Traditions in the 21st

Dance is a defining trait in any society, including ours. This land has a wealth of dances that are usually performed at festivals and religious ceremonies. The aurresku is one of these dances. It is an honour dance now performed at weddings and conferences. The ezpatadantza, or sword dance, is another notable one. It is danced to commemorate or pay homage. Dances that will never be left out of any worthy traditional pilgrimage include the jota and the arin-arin.

Sound of identity

A variety of traditional instruments play a part in Basque identity. They are played at traditional pilgrimages, fairs, rural festivals and some are even part of religious music. The most popular include the txistu (a kind of recorder) with four holes, or the txirula; another wind instrument is the trikitixa (a kind of accordion), the dultzaina, the bagpipes and the alboka (made of steer horns).
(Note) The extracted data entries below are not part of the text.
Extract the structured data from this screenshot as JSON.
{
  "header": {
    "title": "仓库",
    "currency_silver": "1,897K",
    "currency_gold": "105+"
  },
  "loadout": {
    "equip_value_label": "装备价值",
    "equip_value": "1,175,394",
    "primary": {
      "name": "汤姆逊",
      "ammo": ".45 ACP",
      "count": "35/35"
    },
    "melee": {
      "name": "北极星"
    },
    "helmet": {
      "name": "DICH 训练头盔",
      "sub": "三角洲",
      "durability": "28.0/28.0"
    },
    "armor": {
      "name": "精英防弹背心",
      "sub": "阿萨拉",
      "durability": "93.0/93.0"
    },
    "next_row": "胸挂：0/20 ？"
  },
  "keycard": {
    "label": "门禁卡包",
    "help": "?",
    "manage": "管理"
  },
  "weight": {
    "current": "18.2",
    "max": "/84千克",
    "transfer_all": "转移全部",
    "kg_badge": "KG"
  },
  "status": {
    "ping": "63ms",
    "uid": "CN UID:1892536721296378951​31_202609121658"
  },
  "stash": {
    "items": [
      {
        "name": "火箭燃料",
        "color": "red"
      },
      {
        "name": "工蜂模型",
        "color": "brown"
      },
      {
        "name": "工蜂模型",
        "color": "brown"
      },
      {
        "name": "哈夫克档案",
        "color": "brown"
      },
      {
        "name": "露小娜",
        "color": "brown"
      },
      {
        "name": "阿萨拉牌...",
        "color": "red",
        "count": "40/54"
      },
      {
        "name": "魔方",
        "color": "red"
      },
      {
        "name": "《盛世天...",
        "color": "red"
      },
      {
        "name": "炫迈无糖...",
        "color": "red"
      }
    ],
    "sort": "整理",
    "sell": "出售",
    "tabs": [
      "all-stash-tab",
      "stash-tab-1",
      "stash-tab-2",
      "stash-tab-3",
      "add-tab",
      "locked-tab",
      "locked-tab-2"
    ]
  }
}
The txalaparta is a percussion instrument that may have originated as a means of communication or way to produce cider with the vertical movement of the makilas (mallets).

With true passion

People show love to show their enthusiasm in the towns of Bizkaia, but the way they do so in Balmaseda and Durango is particularly noteworthy

It appears to be in the last decade of the 19th century when there was a live reenactment of the Passion of Jesus in Balmaseda, but it wasn't until 1963 when they staged the Crucifixion. In the so-called Stations of the Cross of Balmaseda more than 500 locals lead this unique celebration out of tradition, commitment and religious motivation, portraying every year the most dramatic moments of Jesus's life with great authenticity.
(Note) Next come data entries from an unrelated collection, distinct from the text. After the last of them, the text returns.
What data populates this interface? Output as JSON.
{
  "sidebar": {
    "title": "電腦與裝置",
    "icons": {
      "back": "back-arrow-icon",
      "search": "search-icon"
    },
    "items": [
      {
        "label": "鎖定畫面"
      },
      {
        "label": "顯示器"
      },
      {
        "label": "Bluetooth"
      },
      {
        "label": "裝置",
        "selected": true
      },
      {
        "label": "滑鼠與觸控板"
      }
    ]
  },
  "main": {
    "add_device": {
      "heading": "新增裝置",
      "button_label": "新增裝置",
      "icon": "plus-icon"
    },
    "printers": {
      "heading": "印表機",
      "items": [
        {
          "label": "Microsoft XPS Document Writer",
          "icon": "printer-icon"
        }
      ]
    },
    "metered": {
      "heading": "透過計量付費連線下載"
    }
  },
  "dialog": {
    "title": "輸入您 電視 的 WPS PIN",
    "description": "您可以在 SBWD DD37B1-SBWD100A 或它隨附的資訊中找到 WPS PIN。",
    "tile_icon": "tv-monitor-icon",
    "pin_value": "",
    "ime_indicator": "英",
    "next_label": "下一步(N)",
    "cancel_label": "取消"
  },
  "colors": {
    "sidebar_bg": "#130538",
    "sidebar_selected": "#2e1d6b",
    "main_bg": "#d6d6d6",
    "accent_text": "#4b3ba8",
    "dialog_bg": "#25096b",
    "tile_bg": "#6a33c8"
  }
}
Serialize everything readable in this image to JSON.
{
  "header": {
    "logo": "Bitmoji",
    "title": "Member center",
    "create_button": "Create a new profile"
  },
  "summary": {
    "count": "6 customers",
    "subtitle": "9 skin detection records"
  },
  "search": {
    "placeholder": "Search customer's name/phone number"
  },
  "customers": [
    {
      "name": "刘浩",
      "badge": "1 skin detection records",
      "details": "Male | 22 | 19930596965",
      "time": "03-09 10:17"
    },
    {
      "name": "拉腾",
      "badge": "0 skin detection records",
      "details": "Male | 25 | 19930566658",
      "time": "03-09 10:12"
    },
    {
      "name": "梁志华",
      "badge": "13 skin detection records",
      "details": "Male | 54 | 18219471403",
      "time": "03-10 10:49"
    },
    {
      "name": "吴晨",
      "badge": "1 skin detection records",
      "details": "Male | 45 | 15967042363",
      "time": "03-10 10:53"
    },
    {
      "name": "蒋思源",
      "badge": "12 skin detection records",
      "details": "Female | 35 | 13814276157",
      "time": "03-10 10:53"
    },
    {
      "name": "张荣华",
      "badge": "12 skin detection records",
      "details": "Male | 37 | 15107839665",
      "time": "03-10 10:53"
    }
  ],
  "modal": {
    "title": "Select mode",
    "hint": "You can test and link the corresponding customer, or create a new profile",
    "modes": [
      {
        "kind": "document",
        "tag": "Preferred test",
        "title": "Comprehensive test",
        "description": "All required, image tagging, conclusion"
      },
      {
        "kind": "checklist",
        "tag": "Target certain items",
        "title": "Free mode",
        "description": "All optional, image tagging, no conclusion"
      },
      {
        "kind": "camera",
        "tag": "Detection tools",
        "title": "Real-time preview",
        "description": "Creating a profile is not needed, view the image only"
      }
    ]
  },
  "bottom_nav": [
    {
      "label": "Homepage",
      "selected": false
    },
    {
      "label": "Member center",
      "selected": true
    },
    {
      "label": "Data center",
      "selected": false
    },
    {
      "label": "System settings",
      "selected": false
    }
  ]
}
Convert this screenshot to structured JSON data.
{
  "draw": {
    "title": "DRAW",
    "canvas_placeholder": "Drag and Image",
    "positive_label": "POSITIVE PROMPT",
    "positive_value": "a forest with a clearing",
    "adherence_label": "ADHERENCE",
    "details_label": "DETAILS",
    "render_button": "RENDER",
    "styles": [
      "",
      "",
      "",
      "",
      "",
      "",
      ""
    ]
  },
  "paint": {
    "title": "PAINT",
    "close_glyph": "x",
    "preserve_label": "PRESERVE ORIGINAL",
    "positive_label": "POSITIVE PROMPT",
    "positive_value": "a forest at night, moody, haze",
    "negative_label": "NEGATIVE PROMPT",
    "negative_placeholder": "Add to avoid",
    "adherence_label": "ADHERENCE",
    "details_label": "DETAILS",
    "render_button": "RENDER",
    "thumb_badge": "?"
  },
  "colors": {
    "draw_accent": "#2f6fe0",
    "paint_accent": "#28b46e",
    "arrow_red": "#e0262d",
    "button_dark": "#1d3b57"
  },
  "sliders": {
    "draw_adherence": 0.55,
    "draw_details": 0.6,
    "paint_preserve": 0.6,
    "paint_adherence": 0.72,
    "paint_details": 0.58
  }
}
The Passion of Durango differs from others in that it is the only one lasting three days and takes place on a single stage. It began in the 17th century and around 150 people participate in it.

DURANGOKO AZOKA Basque fair culture

The Durango Basque Book and Record Fair is a contest held every year in this town in Bizkaia in the first week of December, during the Spanish Constitution bank holiday. It is considered the most important showcase of Basque culture as it is the perfect place to see the works of Basque publishing houses and record labels. The competition has historically been much more than a book and record fair as it has always been a meeting point for Basque people and anyone interested in Basque culture.

Over the course of the fair, thousands of people come out and enjoy a great festive atmosphere. It is surely the best way to see live performances, learn traditional dances and fill the streets of this town.

The PRIDE of our own

Bilbao Basque Fest

Holy Week processions coexist with Bilbao’s cultural, sports and culinary life. They are held with BIlbao Basque Fest, a festival combining tradition and modernity around five pillars: culture, music, market, sport and gourmet food brought together with a “lauburu”, the most characteristic symbol of Basque culture. Art, dance and street theatre, children’s activities, handicraft fairs, concerts, Basque design shows and exhibitions of traditional sports are just some of the activities you can enjoy.